Gov. John Carney, who serves as commander-in-chief of the Delaware National Guard, spoke in May with Guard leadership about the service members at DPC.
“With the outbreak there, and the degree of confidence that your people – just being there, just their presence – instilled in the staff, enabling them to go to work, and to do the important work they do, is just incredible,” said Carney. “I just can’t thank the men and women of the guard enough.”
The Guard organized across three different shifts to deliver 24-hour care for patients in the COVID-19 isolation unit.
Maj. Debbie Hoffmann spearheaded the effort to train medical team personnel and procure equipment so they themselves would not be at risk of contracting the disease.
Hoffmann, a flight nurse with the Delaware Air National Guard’s 142nd Aeromedical Evacuation Squadron, works full time as a registered nurse at Vanderbilt University Medical Center.

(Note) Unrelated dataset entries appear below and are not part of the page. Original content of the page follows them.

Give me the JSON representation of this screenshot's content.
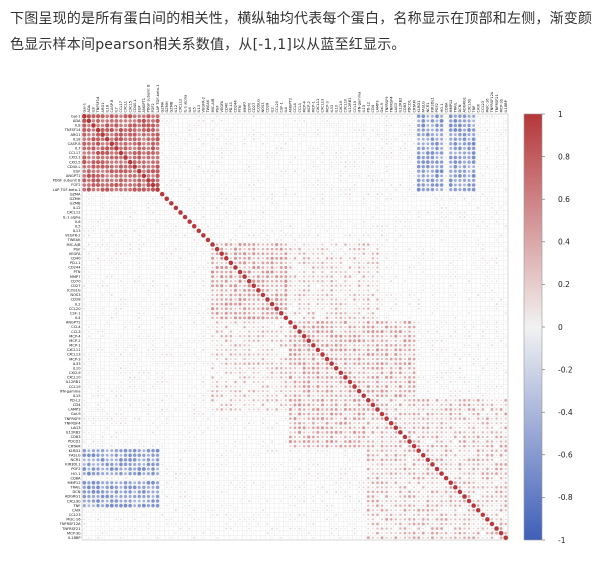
{
  "description": "下图呈现的是所有蛋白间的相关性，横纵轴均代表每个蛋白，名称显示在顶部和左侧，渐变颜色显示样本间pearson相关系数值，从[-1,1]以从蓝至红显示。",
  "colors": {
    "negative": "#3f5fb8",
    "neutral": "#f2f2f2",
    "positive": "#b5373a",
    "grid": "#d8d8d8"
  },
  "chart_data": {
    "type": "heatmap",
    "value_range": [
      -1,
      1
    ],
    "colorbar_ticks": [
      "1",
      "0.8",
      "0.6",
      "0.4",
      "0.2",
      "0",
      "-0.2",
      "-0.4",
      "-0.6",
      "-0.8",
      "-1"
    ],
    "colorbar_values": [
      1,
      0.8,
      0.6,
      0.4,
      0.2,
      0,
      -0.2,
      -0.4,
      -0.6,
      -0.8,
      -1
    ],
    "proteins": [
      "Gal-1",
      "ADA",
      "IL8",
      "TNFSF14",
      "ARG1",
      "IL18",
      "CASP-8",
      "IL7",
      "CCL17",
      "CXCL1",
      "CXCL5",
      "CD40-L",
      "EGF",
      "ANGPT1",
      "PDGF subunit B",
      "FGF2",
      "LAP TGF-beta-1",
      "GZMA",
      "GZMH",
      "GZMB",
      "IL12",
      "CXCL12",
      "IL-1 alpha",
      "IL6",
      "IL5",
      "IL13",
      "VEGFR-2",
      "TWEAK",
      "MIC-A/B",
      "PGF",
      "VEGFA",
      "CD40",
      "PD-L1",
      "CD244",
      "PTN",
      "MMP7",
      "CD70",
      "CD27",
      "ICOSLG",
      "NOS3",
      "CD28",
      "IL2",
      "CCL20",
      "CSF-1",
      "IL4",
      "ANGPT2",
      "CCL4",
      "CCL3",
      "MCP-4",
      "MCP-2",
      "MCP-1",
      "CXCL11",
      "CXCL13",
      "MCP-3",
      "IL33",
      "IL10",
      "CXCL9",
      "CXCL10",
      "IL12RB1",
      "CCL19",
      "IFN-gamma",
      "IL15",
      "PD-L2",
      "CD4",
      "LAMP3",
      "Gal-9",
      "TNFRSF9",
      "TNFRSF4",
      "LAG3",
      "IL12RB2",
      "CD83",
      "PDCD1",
      "CRTAM",
      "KLRD1",
      "FASLG",
      "NCR1",
      "KIR3DL1",
      "PGF2",
      "HO-1",
      "CD8A",
      "MMP12",
      "TRAIL",
      "DCN",
      "ADGRG1",
      "CXCL9b",
      "TNF",
      "CAIX",
      "CCL23",
      "MUC-16",
      "TNFRSF12A",
      "TNFRSF21",
      "MCP-3b",
      "IL18BP"
    ],
    "blocks": [
      {
        "rows": [
          0,
          16
        ],
        "cols": [
          0,
          16
        ],
        "value": 0.72
      },
      {
        "rows": [
          28,
          44
        ],
        "cols": [
          28,
          44
        ],
        "value": 0.38
      },
      {
        "rows": [
          45,
          72
        ],
        "cols": [
          45,
          72
        ],
        "value": 0.35
      },
      {
        "rows": [
          62,
          92
        ],
        "cols": [
          62,
          92
        ],
        "value": 0.28
      },
      {
        "rows": [
          0,
          16
        ],
        "cols": [
          73,
          78
        ],
        "value": -0.55
      },
      {
        "rows": [
          80,
          85
        ],
        "cols": [
          0,
          16
        ],
        "value": -0.55
      },
      {
        "rows": [
          45,
          64
        ],
        "cols": [
          28,
          44
        ],
        "value": 0.22
      }
    ]
  }
}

“I float to every different clinic that Vanderbilt has, and three weeks before I came on this mission, I was working in the COVID testing center. We had 10 of them set up, and we were testing 1,000 patients a day, and I learned all about how to keep safe there [and] how not to get exposed.”
“We got everybody ready and trained to do it the right way – to keep any more patients from getting the disease,” Hoffmann said.
“This isn’t a medical facility, it’s a psychiatric center, so they’re not used to taking care of medical patients,” she added. “They’re used to them being here for their psychiatric reasons.”
A few Soldiers and Airmen posted at the psychiatric center, when asked in early May, said the guard group’s medical training and real-world experience significantly contributed to such a unique mission.
“Our military etiquette and our military mannerisms are bringing a calmness to the staff and the patients,” said Sgt. Ed Graves, a combat medic with the Delaware Army National Guard, who on the civilian side works as an EMT for Nemours/Alfred I. duPont Hospital for Children and the American Legion Ambulance Services.
“The mission is important because we’re actually helping people, and we’re helping people in our state of Delaware,” Graves said. “This whole COVID-19 thing has really put a lot of stressors on vulnerable elements on the population, which are in this center, and with us coming in, we’re able to take care of these patients.”
The Guard’s support mission, which ran from mid-April to mid-May, ended with 14-day precautionary quarantines by its service members.
“I think the take away was that this mission was a unique and undefined role that highlighted that the Guard could handle diverse missions than what our stereotypical role of assisting in times of civil unrest,” Graves said. “The same goes for our food distribution and testing support [missions].”
“I am grateful to have the opportunity to work side by side with our brave soldiers and airmen in scrubs,” said Maj. Lixin Wang, a nurse practitioner with the Delaware Army National Guard. “We shared knowledge and expertise and supported each other every day and grew our friendships during the mission.”
“Even though I hope [that] we do not have to experience a pandemic again in my life, I was happy with my ability to contribute,” Graves said. “It was a satisfying mission. I think I speak for everyone on that.”